3. 「意識」の変化を待たず、「仕組み」を今日変える
「人の意識を変えるには時間がかかるが、仕組みは今日変えられる」
これこそが、私たちが今すぐ取り組むべきアクションです。
例に上がったのは自治会。「世帯主しか役員になれない」という規約があり、それが自治会役員=男性という意識を持たせてしまってきた。それを一行書き換えるだけでも変化が生まれる。
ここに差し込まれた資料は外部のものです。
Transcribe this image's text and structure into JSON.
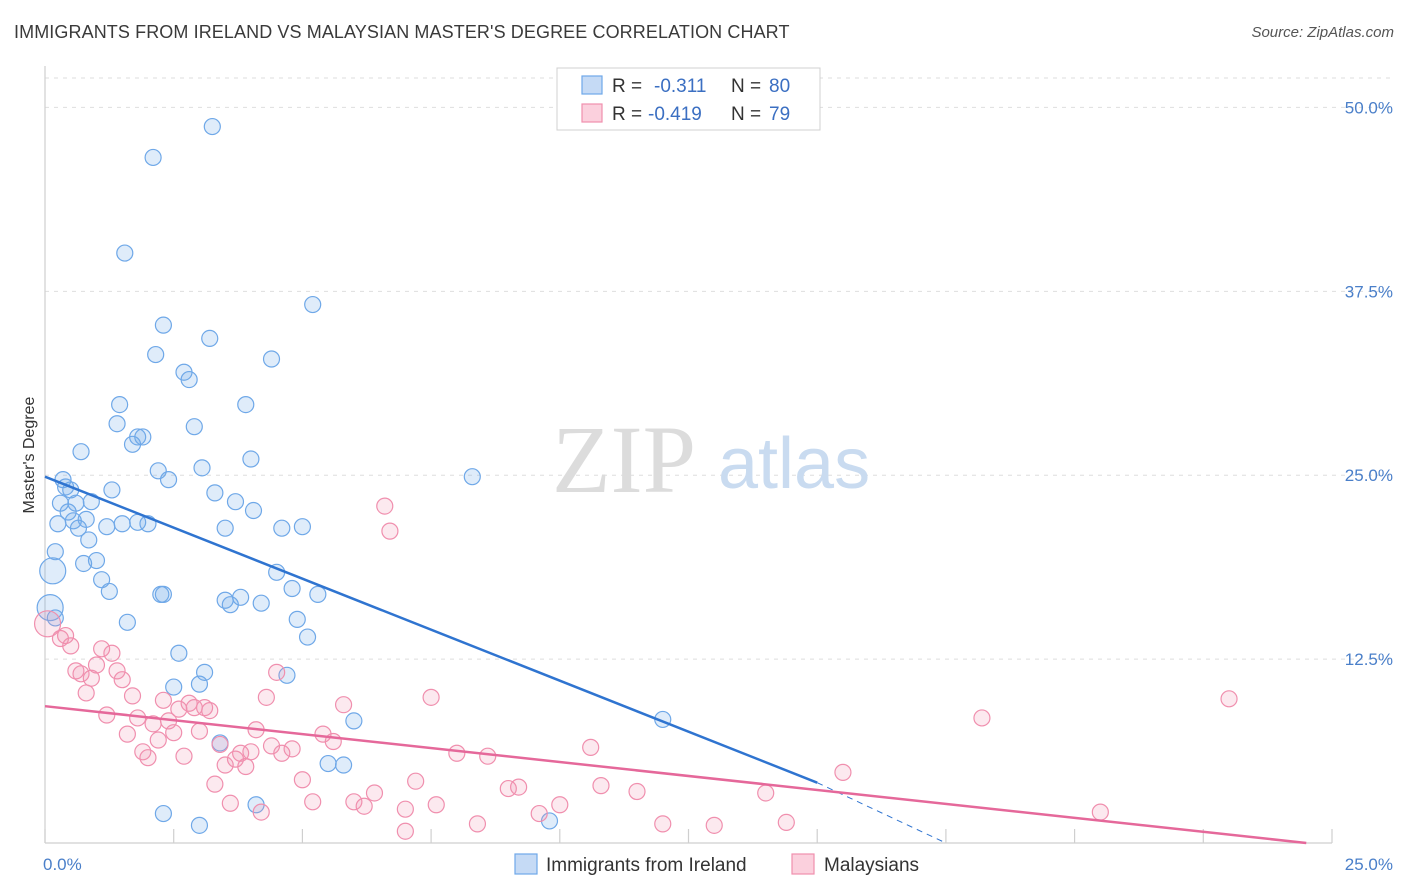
{
  "header": {
    "title": "IMMIGRANTS FROM IRELAND VS MALAYSIAN MASTER'S DEGREE CORRELATION CHART",
    "source": "Source: ZipAtlas.com"
  },
  "watermark": {
    "zip": "ZIP",
    "atlas": "atlas"
  },
  "legend": {
    "r_label": "R =",
    "n_label": "N =",
    "rows": [
      {
        "r": "-0.311",
        "n": "80",
        "color": "#6fa8e8"
      },
      {
        "r": "-0.419",
        "n": "79",
        "color": "#f08fae"
      }
    ]
  },
  "chart_data": {
    "type": "scatter",
    "ylabel": "Master's Degree",
    "xlim": [
      0,
      25
    ],
    "ylim": [
      0,
      52
    ],
    "x_tick_labels": [
      "0.0%",
      "25.0%"
    ],
    "y_ticks": [
      12.5,
      25.0,
      37.5,
      50.0
    ],
    "y_tick_labels": [
      "12.5%",
      "25.0%",
      "37.5%",
      "50.0%"
    ],
    "grid": true,
    "series": [
      {
        "name": "Immigrants from Ireland",
        "color": "#6fa8e8",
        "trend": {
          "x": [
            0,
            15
          ],
          "y": [
            24.9,
            4.1
          ],
          "dash_to": [
            17.5,
            0.0
          ]
        },
        "points": [
          [
            0.1,
            16.0
          ],
          [
            0.15,
            18.5
          ],
          [
            0.2,
            19.8
          ],
          [
            0.25,
            21.7
          ],
          [
            0.3,
            23.1
          ],
          [
            0.35,
            24.7
          ],
          [
            0.4,
            24.2
          ],
          [
            0.45,
            22.5
          ],
          [
            0.5,
            24.0
          ],
          [
            0.55,
            21.9
          ],
          [
            0.6,
            23.1
          ],
          [
            0.65,
            21.4
          ],
          [
            0.7,
            26.6
          ],
          [
            0.75,
            19.0
          ],
          [
            0.8,
            22.0
          ],
          [
            0.85,
            20.6
          ],
          [
            0.9,
            23.2
          ],
          [
            1.0,
            19.2
          ],
          [
            1.1,
            17.9
          ],
          [
            1.2,
            21.5
          ],
          [
            1.25,
            17.1
          ],
          [
            1.3,
            24.0
          ],
          [
            1.4,
            28.5
          ],
          [
            1.45,
            29.8
          ],
          [
            1.5,
            21.7
          ],
          [
            1.6,
            15.0
          ],
          [
            1.7,
            27.1
          ],
          [
            1.8,
            21.8
          ],
          [
            1.9,
            27.6
          ],
          [
            2.0,
            21.7
          ],
          [
            2.1,
            46.6
          ],
          [
            2.15,
            33.2
          ],
          [
            2.2,
            25.3
          ],
          [
            2.25,
            16.9
          ],
          [
            2.3,
            35.2
          ],
          [
            2.4,
            24.7
          ],
          [
            2.5,
            10.6
          ],
          [
            2.6,
            12.9
          ],
          [
            2.7,
            32.0
          ],
          [
            2.8,
            31.5
          ],
          [
            2.9,
            28.3
          ],
          [
            3.0,
            10.8
          ],
          [
            3.05,
            25.5
          ],
          [
            3.1,
            11.6
          ],
          [
            3.2,
            34.3
          ],
          [
            3.3,
            23.8
          ],
          [
            3.4,
            6.8
          ],
          [
            3.5,
            16.5
          ],
          [
            3.6,
            16.2
          ],
          [
            3.7,
            23.2
          ],
          [
            3.8,
            16.7
          ],
          [
            3.9,
            29.8
          ],
          [
            4.0,
            26.1
          ],
          [
            4.05,
            22.6
          ],
          [
            4.1,
            2.6
          ],
          [
            4.4,
            32.9
          ],
          [
            4.5,
            18.4
          ],
          [
            4.6,
            21.4
          ],
          [
            4.7,
            11.4
          ],
          [
            4.8,
            17.3
          ],
          [
            4.9,
            15.2
          ],
          [
            5.0,
            21.5
          ],
          [
            5.1,
            14.0
          ],
          [
            5.2,
            36.6
          ],
          [
            5.3,
            16.9
          ],
          [
            5.5,
            5.4
          ],
          [
            5.8,
            5.3
          ],
          [
            6.0,
            8.3
          ],
          [
            3.0,
            1.2
          ],
          [
            2.3,
            2.0
          ],
          [
            3.25,
            48.7
          ],
          [
            1.55,
            40.1
          ],
          [
            8.3,
            24.9
          ],
          [
            12.0,
            8.4
          ],
          [
            9.8,
            1.5
          ],
          [
            0.2,
            15.3
          ],
          [
            1.8,
            27.6
          ],
          [
            2.3,
            16.9
          ],
          [
            4.2,
            16.3
          ],
          [
            3.5,
            21.4
          ]
        ]
      },
      {
        "name": "Malaysians",
        "color": "#f08fae",
        "trend": {
          "x": [
            0,
            24.5
          ],
          "y": [
            9.3,
            0.0
          ]
        },
        "points": [
          [
            0.05,
            14.9
          ],
          [
            0.3,
            13.9
          ],
          [
            0.4,
            14.1
          ],
          [
            0.5,
            13.4
          ],
          [
            0.6,
            11.7
          ],
          [
            0.7,
            11.5
          ],
          [
            0.8,
            10.2
          ],
          [
            0.9,
            11.2
          ],
          [
            1.0,
            12.1
          ],
          [
            1.1,
            13.2
          ],
          [
            1.2,
            8.7
          ],
          [
            1.3,
            12.9
          ],
          [
            1.4,
            11.7
          ],
          [
            1.5,
            11.1
          ],
          [
            1.6,
            7.4
          ],
          [
            1.7,
            10.0
          ],
          [
            1.8,
            8.5
          ],
          [
            1.9,
            6.2
          ],
          [
            2.0,
            5.8
          ],
          [
            2.1,
            8.1
          ],
          [
            2.2,
            7.0
          ],
          [
            2.3,
            9.7
          ],
          [
            2.4,
            8.3
          ],
          [
            2.5,
            7.5
          ],
          [
            2.6,
            9.1
          ],
          [
            2.7,
            5.9
          ],
          [
            2.8,
            9.5
          ],
          [
            2.9,
            9.2
          ],
          [
            3.0,
            7.6
          ],
          [
            3.1,
            9.2
          ],
          [
            3.2,
            9.0
          ],
          [
            3.3,
            4.0
          ],
          [
            3.4,
            6.7
          ],
          [
            3.5,
            5.3
          ],
          [
            3.6,
            2.7
          ],
          [
            3.7,
            5.7
          ],
          [
            3.8,
            6.1
          ],
          [
            3.9,
            5.2
          ],
          [
            4.0,
            6.2
          ],
          [
            4.1,
            7.7
          ],
          [
            4.2,
            2.1
          ],
          [
            4.3,
            9.9
          ],
          [
            4.4,
            6.6
          ],
          [
            4.5,
            11.6
          ],
          [
            4.6,
            6.1
          ],
          [
            4.8,
            6.4
          ],
          [
            5.0,
            4.3
          ],
          [
            5.2,
            2.8
          ],
          [
            5.4,
            7.4
          ],
          [
            5.6,
            6.9
          ],
          [
            5.8,
            9.4
          ],
          [
            6.0,
            2.8
          ],
          [
            6.2,
            2.5
          ],
          [
            6.4,
            3.4
          ],
          [
            6.6,
            22.9
          ],
          [
            6.7,
            21.2
          ],
          [
            7.0,
            2.3
          ],
          [
            7.2,
            4.2
          ],
          [
            7.5,
            9.9
          ],
          [
            7.6,
            2.6
          ],
          [
            8.0,
            6.1
          ],
          [
            8.4,
            1.3
          ],
          [
            8.6,
            5.9
          ],
          [
            9.0,
            3.7
          ],
          [
            9.2,
            3.8
          ],
          [
            9.6,
            2.0
          ],
          [
            10.0,
            2.6
          ],
          [
            10.6,
            6.5
          ],
          [
            10.8,
            3.9
          ],
          [
            11.5,
            3.5
          ],
          [
            12.0,
            1.3
          ],
          [
            13.0,
            1.2
          ],
          [
            14.0,
            3.4
          ],
          [
            14.4,
            1.4
          ],
          [
            15.5,
            4.8
          ],
          [
            18.2,
            8.5
          ],
          [
            20.5,
            2.1
          ],
          [
            23.0,
            9.8
          ],
          [
            7.0,
            0.8
          ]
        ]
      }
    ]
  },
  "bottom_legend": [
    {
      "label": "Immigrants from Ireland",
      "color": "#6fa8e8"
    },
    {
      "label": "Malaysians",
      "color": "#f08fae"
    }
  ]
}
・女性が1人で担うことに抵抗があるなら、副会長を2人体制にする
・家事育児世帯が参加できるよう会議をオンライン化する
・「出しゃばり」などの陰口はNGであることの共通認識を持つ
これらは精神論ではなく、今すぐに実行可能な「仕組み」の変更です。
4. 年代による意識の変化をデータで認識しておく
男性がパートナーに「専業主婦を希望する人」の割合は、この40年で40%弱から6.8%へと大幅に変化しました。前提として描いている社会像がことなることを理解しておくと、「ジェンダーギャップ」に対する意識醸成に繋がります。
5.「家事をなくす」ためのコミュニケーション
豊岡市のラク家事・育児コミュニケーションシートは、家事をなくす、をコンセプトに設計されたそう。
楽してよい、なくしてもよい、外に頼ってもよい、そんな整理のきっかけを作るシートというのは興味深かったです。
佐久市が「若者や女性に選ばれる街」であり続けるために。
古い規範という「ラスボス」を、精神論ではなく、賢い「仕組みづくり」で攻略していけるよう、地域の皆様の声も聞きながら、各種取組みを後押ししていければと思います。